Более чем когда-либо пробным камнем ортодоксии сегодня является признание «руководящей роли партии». Роль же марксистско-ленинской доктрины состоит в узаконении верховенства партии и в то же время в сокрытии подлинного механизма, посредством которого оно осуществляется. Подчеркивание роли партии направлено своим острием прежде всего против реформистских ересей; однако, с точки зрения господствующего аппарата, оно является также и защитой от чрезмерной персонификации власти и тормозом для соперничающих группировок. Некоторые изменения сталинского варианта диалектического и исторического материализма можно объяснить, исходя именно из этого. Функциональные изменения, однако, более существенны, чем на это указывает простой анализ содержания. Кодифицированное официальное мировоззрение все менее годится для использования в целях идеологической мобилизации, оно все более сводится к роли ширмы, за которой скрываются дестабилизирующие проблемы и концепции.

Коротко резюмируя основы советского марксизма так, как он отразился в нынешнем способе легитимации партийной жизни, целесообразно провести различие между двумя основными аспектами – общей структурой мировоззрения, соответствующей структуре власти при реальном социализме, и более специфическим обликом общества и его истории, в рамках которой определяется роль партии.

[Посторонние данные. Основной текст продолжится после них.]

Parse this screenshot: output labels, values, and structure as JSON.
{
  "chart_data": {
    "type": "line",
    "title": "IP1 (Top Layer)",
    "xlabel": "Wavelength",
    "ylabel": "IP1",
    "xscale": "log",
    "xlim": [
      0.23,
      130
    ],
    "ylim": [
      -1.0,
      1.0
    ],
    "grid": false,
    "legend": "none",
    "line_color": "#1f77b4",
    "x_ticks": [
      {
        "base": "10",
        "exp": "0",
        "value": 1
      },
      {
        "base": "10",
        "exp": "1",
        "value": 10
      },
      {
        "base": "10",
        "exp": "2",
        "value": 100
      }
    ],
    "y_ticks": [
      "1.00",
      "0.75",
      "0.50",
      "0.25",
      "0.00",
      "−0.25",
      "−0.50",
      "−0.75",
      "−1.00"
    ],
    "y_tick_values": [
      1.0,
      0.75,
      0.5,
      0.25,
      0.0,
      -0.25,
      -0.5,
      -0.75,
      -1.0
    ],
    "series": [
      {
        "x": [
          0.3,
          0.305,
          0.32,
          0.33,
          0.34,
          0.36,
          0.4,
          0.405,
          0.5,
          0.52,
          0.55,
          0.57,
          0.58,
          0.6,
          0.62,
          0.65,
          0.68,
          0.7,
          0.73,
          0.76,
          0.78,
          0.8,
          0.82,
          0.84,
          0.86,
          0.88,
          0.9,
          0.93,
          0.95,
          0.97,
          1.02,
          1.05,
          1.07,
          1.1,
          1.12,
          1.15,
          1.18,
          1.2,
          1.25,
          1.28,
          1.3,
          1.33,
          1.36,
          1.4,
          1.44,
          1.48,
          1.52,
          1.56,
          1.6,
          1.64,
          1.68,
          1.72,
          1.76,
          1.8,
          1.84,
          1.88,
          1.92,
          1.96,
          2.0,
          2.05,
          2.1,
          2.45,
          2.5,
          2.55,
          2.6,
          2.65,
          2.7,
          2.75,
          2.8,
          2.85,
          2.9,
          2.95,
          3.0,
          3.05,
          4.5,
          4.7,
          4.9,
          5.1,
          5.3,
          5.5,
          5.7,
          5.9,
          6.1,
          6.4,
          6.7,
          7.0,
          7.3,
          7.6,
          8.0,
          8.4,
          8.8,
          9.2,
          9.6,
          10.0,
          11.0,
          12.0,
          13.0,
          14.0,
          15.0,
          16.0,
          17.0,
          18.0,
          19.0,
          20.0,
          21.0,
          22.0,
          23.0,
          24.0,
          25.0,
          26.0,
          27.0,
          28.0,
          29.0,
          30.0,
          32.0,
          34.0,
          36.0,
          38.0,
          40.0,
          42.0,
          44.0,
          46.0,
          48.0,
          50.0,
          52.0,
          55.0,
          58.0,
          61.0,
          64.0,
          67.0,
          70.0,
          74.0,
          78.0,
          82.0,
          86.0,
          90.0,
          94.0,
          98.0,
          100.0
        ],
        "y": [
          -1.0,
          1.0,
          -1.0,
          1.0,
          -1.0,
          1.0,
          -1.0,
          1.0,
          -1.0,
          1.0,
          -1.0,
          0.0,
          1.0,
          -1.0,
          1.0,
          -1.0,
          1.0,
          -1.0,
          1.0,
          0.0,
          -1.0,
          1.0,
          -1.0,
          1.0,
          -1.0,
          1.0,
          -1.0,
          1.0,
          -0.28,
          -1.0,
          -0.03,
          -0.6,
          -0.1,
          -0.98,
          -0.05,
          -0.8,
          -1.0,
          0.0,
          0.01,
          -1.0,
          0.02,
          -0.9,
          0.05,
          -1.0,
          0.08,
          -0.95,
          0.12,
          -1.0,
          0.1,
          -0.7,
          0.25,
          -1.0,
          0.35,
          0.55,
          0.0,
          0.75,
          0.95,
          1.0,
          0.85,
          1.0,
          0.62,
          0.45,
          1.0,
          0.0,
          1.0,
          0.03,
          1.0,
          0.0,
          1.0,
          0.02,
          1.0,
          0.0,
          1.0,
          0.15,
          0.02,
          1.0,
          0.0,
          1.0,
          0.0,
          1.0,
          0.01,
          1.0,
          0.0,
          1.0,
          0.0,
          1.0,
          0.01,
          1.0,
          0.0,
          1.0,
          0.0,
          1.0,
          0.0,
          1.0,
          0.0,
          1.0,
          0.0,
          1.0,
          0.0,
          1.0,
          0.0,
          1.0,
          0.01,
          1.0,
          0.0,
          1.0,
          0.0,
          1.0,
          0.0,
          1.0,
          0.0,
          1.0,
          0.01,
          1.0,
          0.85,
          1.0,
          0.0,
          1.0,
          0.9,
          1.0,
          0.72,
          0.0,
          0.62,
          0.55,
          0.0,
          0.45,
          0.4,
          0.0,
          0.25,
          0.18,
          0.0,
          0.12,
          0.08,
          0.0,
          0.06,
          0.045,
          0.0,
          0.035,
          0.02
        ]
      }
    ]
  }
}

Диалектический материализм является «социально-космической концепцией Вселенной» – так определяет его З. Джордон[132]. Иными словами, его онтологические принципы неотделимы от защиты какого-то одного специфического социально-политического порядка. В качестве всеобъемлющей мировоззренческой концепции он претендует на статус завершенной философской системы. Однако иногда его описывают и как «научную идеологию», обладающую исключительной компетенцией формулировать долгосрочные интересы рабочего класса и «масс». И наконец, он выступает в роли «мировоззрения марксистско-ленинской партии», выполняя при этом двоякую функцию, с одной стороны, состоящую в том, чтобы оправдывать историческую миссию партии, а с другой – снабжать ее познавательным инструментом, который она, предположительно, применяет в целях построения социализма.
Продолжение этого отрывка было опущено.